L’émission était de toute façon orientée sur la discussion plutôt qu’une écoute concentrée du nouvel album. On apprend que certains morceaux datent d’il y a trois ans. A cette époque, Tokyo Jihen se réunissait en cachette car c’était avant l’annonce de leur réformation. Izawa, qui est souvent appelé par son surnom Watchi (わっち ) pendant l’émission, nous apprend que la première réunion a eu lieu en Juin 2017 où ils ont commencé à réfléchir au fait de se réunir. Sheena nous dit que certains fans avaient décelé des indices de la réformation de Tokyo Jihen dès son dernier album solo Sandokushi, car il y aurait un lien entre les symboles des trois poisons utilisés dans Sandokushi et le paon, symbole de Tokyo Jihen. Sur la petite table à côté de Sheena pendant l’émission, on trouve d’ailleurs des figurines en porcelaine Herend représentant un cochon, un serpent et un poulet, les symboles qu’on pouvait voir dans Sandokushi notamment sur le premier morceau Niwatori to Hebi to Buta (鶏と蛇と豚), accompagné d’un paon. Ces animaux en porcelaine posés sur la table font en quelque sorte le lien entre le dernier album solo de Sheena et le redémarrage de Tokyo Jihen. C’est un clin d’oeil bien vu. La discussion pendant l’émission se concentre beaucoup sur les morceaux, mais donnent quelques anecdotes, notamment le fait que Sheena ne boit plus d’alcool depuis 10 ans ou que son fils aîné apprend la batterie avec Hata. Kameda mentionne également le fait qu’il change sa raie de côté quand il fait partie de Tokyo Jihen, ce qui fait dire à Sheena que, pendant Jihen, chaque membre du groupe prend un autre visage (事変の時、事変の顔). C’est amusant comme Sheena continue à appeler Kameda, Shishō (maître), mais c’était la première fois que j’entendais Kameda appeler Sheena, Rin-chan, car on l’appelle plutôt Ringo-chan dans le groupe.

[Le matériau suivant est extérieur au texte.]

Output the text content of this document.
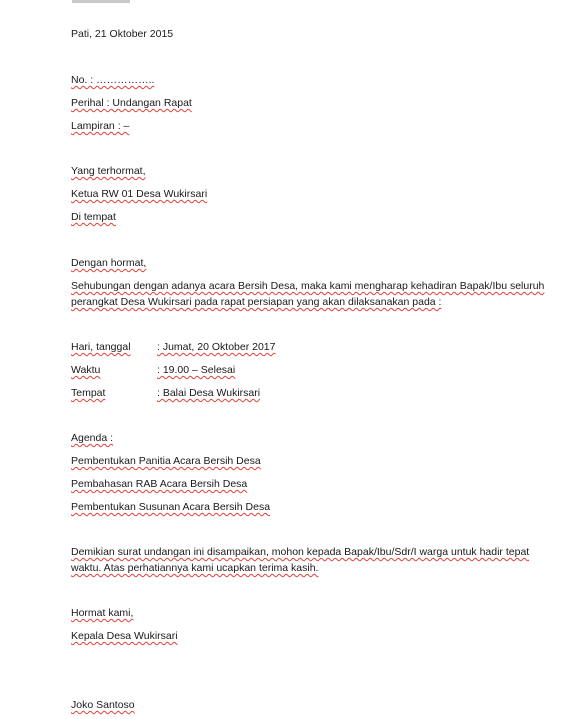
Pati, 21 Oktober 2015
No. : ……………..
Perihal : Undangan Rapat
Lampiran : –
Yang terhormat,
Ketua RW 01 Desa Wukirsari
Di tempat
Dengan hormat,
Sehubungan dengan adanya acara Bersih Desa, maka kami mengharap kehadiran Bapak/Ibu seluruh
perangkat Desa Wukirsari pada rapat persiapan yang akan dilaksanakan pada :
Hari, tanggal	: Jumat, 20 Oktober 2017
Waktu	: 19.00 – Selesai
Tempat	: Balai Desa Wukirsari
Agenda :
Pembentukan Panitia Acara Bersih Desa
Pembahasan RAB Acara Bersih Desa
Pembentukan Susunan Acara Bersih Desa
Demikian surat undangan ini disampaikan, mohon kepada Bapak/Ibu/Sdr/I warga untuk hadir tepat
waktu. Atas perhatiannya kami ucapkan terima kasih.
Hormat kami,
Kepala Desa Wukirsari
Joko Santoso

On apprend aussi qu’Izawa et Hata ont besoin de beaucoup de temps pour s’entrainer sur chaque morceau et que la partition de piano sur Ao no ID (青のID) composée par Sheena était particulièrement difficile à maîtriser. Le groupe évoque aussi le morceau Inochi no Tobari (命の帳) qui a demandé beaucoup de travail, avec de nombreux changements en cours de route, notamment la partition de piano. Pour le morceau Yaminaru Shiro (闇なる白), Ukigumo évoque l’approche disruptive d’Izawa dans sa composition musicale ce qui rend le chant en duo avec Sheena assez complexe. Il compare le chant à deux sur ce morceau à une course de voitures qui roulent en s’entrechoquant les unes aux autres pour se dépasser l’une l’autre. Je n’avais pas remarqué que les trois morceaux centraux du nouvel album avaient des titres faisant référence à une couleur, comme l’explique Sheena. Ao no ID (青のID), puis Yaminaru Shiro (闇なる白) et Aka no Dōmei (赤の同盟) nous donnent les couleurs Bleu-Blanc-Rouge (Tiens donc, un petit clin d’oeil français?). Ukigumo n’est clairement pas super à l’aise devant la caméra, et peu bavard, mais il nous fait quand même part d’un épisode au moment du tournage de Ryokushu (緑酒) où il recherchait un restaurant de tempura sans succès. Sa manière de l’évoquer pousse à sourire car il est pince-sans-rire. On le remarque aussi au moment où il fait exprès de poser une question plus profonde sur l’album alors que l’ambiance générale de la discussion est plutôt légère.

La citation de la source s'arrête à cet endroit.